A significant portion of news and social media coverage contains opinions with clear economic relevance – product and travel reviews, for example, or the articles of well-known and respected bloggers who influence consumer purchase decisions. Sentiment analysis and other opinion mining techniques to act upon this user-generated content are becoming imperative for decision makers who aim to engage with large user communities.
Turning Data into Opinions
The ever-increasing amount of such user-generated content and the limits of human cognition require automated approaches to analyzing the sentiment expressed in online content. As part of opinion mining, sentiment analysis identifies and aggregates polar opinions – i.e., positive or negative statements about facts.
The results can be provided as data services or in the form of visual tools. These tools color-code the results to indicate the automated classification. Colors in the following examples range from red (negative) to grey (neutral) and green (positive). They vary in saturation, depending on the degree of polarity. Vivid colors hint at emotionally charged issues, less saturated ones at a more neutral coverage.
Multilingual Sentiment Analysis
Parlez-vous français? The user-generated content gathered from various social media platforms is noisy, unstructured, and multilingual. Processing this type of content and extracting opinions from multilingual resources requires robust text mining techniques. This ranges from simple spelling corrections to more complex tasks such as sentiment analysis or the identification of named entities (locations, persons, organizations).
Multilingual capabilities are becoming increasingly important when applying these techniques to global networks. This goes beyond merely detecting the language(s) used, a comparably straightforward task. It requires specific language resources, for example sentiment lexicons, and a system that is capable of processing grammatical structures and consider the idiosyncrasies of specific language communities.
Dealing with Ambiguity
Is it Apple or an apple? Does the tweet refer to the multinational technology company or an edible fruit? Many automated systems cannot resolve such ambiguities. webLyzard addresses this problem through domain-specific knowledge, context awareness and the ability to identify relations between semantic concepts.
Recent articles published in Knowledge-Based Systems and IEEE Intelligent Systems, two prestigious scientific journals, present webLyzard’s novel approach to contextualization.

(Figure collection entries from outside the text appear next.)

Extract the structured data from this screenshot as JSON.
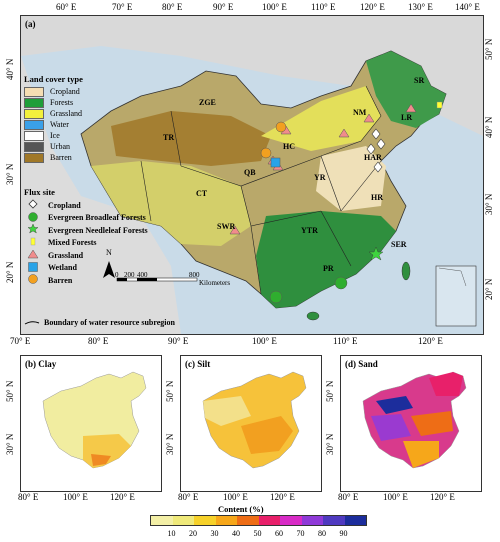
{
  "main_panel": {
    "label": "(a)",
    "top_lon_ticks": [
      "60° E",
      "70° E",
      "80° E",
      "90° E",
      "100° E",
      "110° E",
      "120° E",
      "130° E",
      "140° E"
    ],
    "bottom_lon_ticks": [
      "70° E",
      "80° E",
      "90° E",
      "100° E",
      "110° E",
      "120° E"
    ],
    "left_lat_ticks": [
      "40° N",
      "30° N",
      "20° N"
    ],
    "right_lat_ticks": [
      "50° N",
      "40° N",
      "30° N",
      "20° N"
    ],
    "scale": {
      "ticks": [
        "0",
        "200",
        "400",
        "800"
      ],
      "unit": "Kilometers"
    },
    "north_arrow": "N",
    "regions": [
      "SR",
      "ZGE",
      "NM",
      "LR",
      "TR",
      "HC",
      "HAR",
      "QB",
      "YR",
      "CT",
      "HR",
      "SWR",
      "YTR",
      "SER",
      "PR"
    ]
  },
  "land_cover": {
    "title": "Land cover type",
    "items": [
      {
        "label": "Cropland",
        "color": "#f5deb3"
      },
      {
        "label": "Forests",
        "color": "#1e9e3a"
      },
      {
        "label": "Grassland",
        "color": "#f2f03c"
      },
      {
        "label": "Water",
        "color": "#3aa0e8"
      },
      {
        "label": "Ice",
        "color": "#ffffff"
      },
      {
        "label": "Urban",
        "color": "#555555"
      },
      {
        "label": "Barren",
        "color": "#a07828"
      }
    ]
  },
  "flux_site": {
    "title": "Flux site",
    "items": [
      {
        "label": "Cropland",
        "icon": "diamond-icon"
      },
      {
        "label": "Evergreen Broadleaf Forests",
        "icon": "circle-icon"
      },
      {
        "label": "Evergreen Needleleaf Forests",
        "icon": "star-icon"
      },
      {
        "label": "Mixed Forests",
        "icon": "square-icon"
      },
      {
        "label": "Grassland",
        "icon": "triangle-icon"
      },
      {
        "label": "Wetland",
        "icon": "square-icon"
      },
      {
        "label": "Barren",
        "icon": "circle-icon"
      }
    ],
    "boundary_label": "Boundary of water resource subregion"
  },
  "sub_panels": [
    {
      "label": "(b) Clay",
      "x_ticks": [
        "80° E",
        "100° E",
        "120° E"
      ],
      "y_ticks": [
        "50° N",
        "30° N"
      ]
    },
    {
      "label": "(c) Silt",
      "x_ticks": [
        "80° E",
        "100° E",
        "120° E"
      ],
      "y_ticks": [
        "50° N",
        "30° N"
      ]
    },
    {
      "label": "(d) Sand",
      "x_ticks": [
        "80° E",
        "100° E",
        "120° E"
      ],
      "y_ticks": [
        "50° N",
        "30° N"
      ]
    }
  ],
  "colorbar": {
    "title": "Content (%)",
    "ticks": [
      "10",
      "20",
      "30",
      "40",
      "50",
      "60",
      "70",
      "80",
      "90"
    ],
    "colors": [
      "#f3efa6",
      "#efe97a",
      "#f6d12a",
      "#f6a71a",
      "#ee6d16",
      "#e8206a",
      "#d82bc6",
      "#8f3ad8",
      "#4f3ac0",
      "#1c2d9c"
    ]
  }
}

These articles describe how the underlying methods were developed and point out their advantages over existing approaches. They include detailed evaluation sections based on user-generated online reviews of movies (IMDb), hotels (TripAdvisor) and products (Amazon).
The 2013 IEEE article focuses on disambiguation and the generation of contextualized sentiment lexicons. The follow-up article in Knowledge-Based Systems extends the method, using knowledge graph enrichment techniques to integrate external affective resources into the opinion mining process. The 2017 IEEE article then increases the granularity of the approach by focusing on specific aspects. This includes product features (e.g., a digital camera’s resolution) or the perceptions of a specific event (e.g., as part of a sponsorship agreement). Another important extension is emotion detection, using more fine-grained affect models to distinguish a range of human emotions such as Joy, Trust, Anger and Fear.
- Weichselbraun, A., Gindl, S., Fischer, F., Vakulenko, S. and Scharl, A. (2017). “Aspect-Based Extraction and Analysis of Affective Knowledge from Social Media Streams“, IEEE Intelligent Systems, 32(3): 80-88.
- Weichselbraun, A., Gindl, S. and Scharl, A. (2014). “Enriching Semantic Knowledge Bases for Opinion Mining in Big Data Applications”, Knowledge-Based Systems, 69:78-85.
- Weichselbraun, A., Gindl, S. and Scharl, A. (2013). “Extracting and Grounding Contextualized Sentiment Lexicons”, IEEE Intelligent Systems, 28(2): 39-46.
- Scharl, A. and Weichselbraun, A. (2008). “An Automated Approach to Investigating the Online Media Coverage of US Presidential Elections”, Journal of Information Technology & Politics, 5(1): 121-132.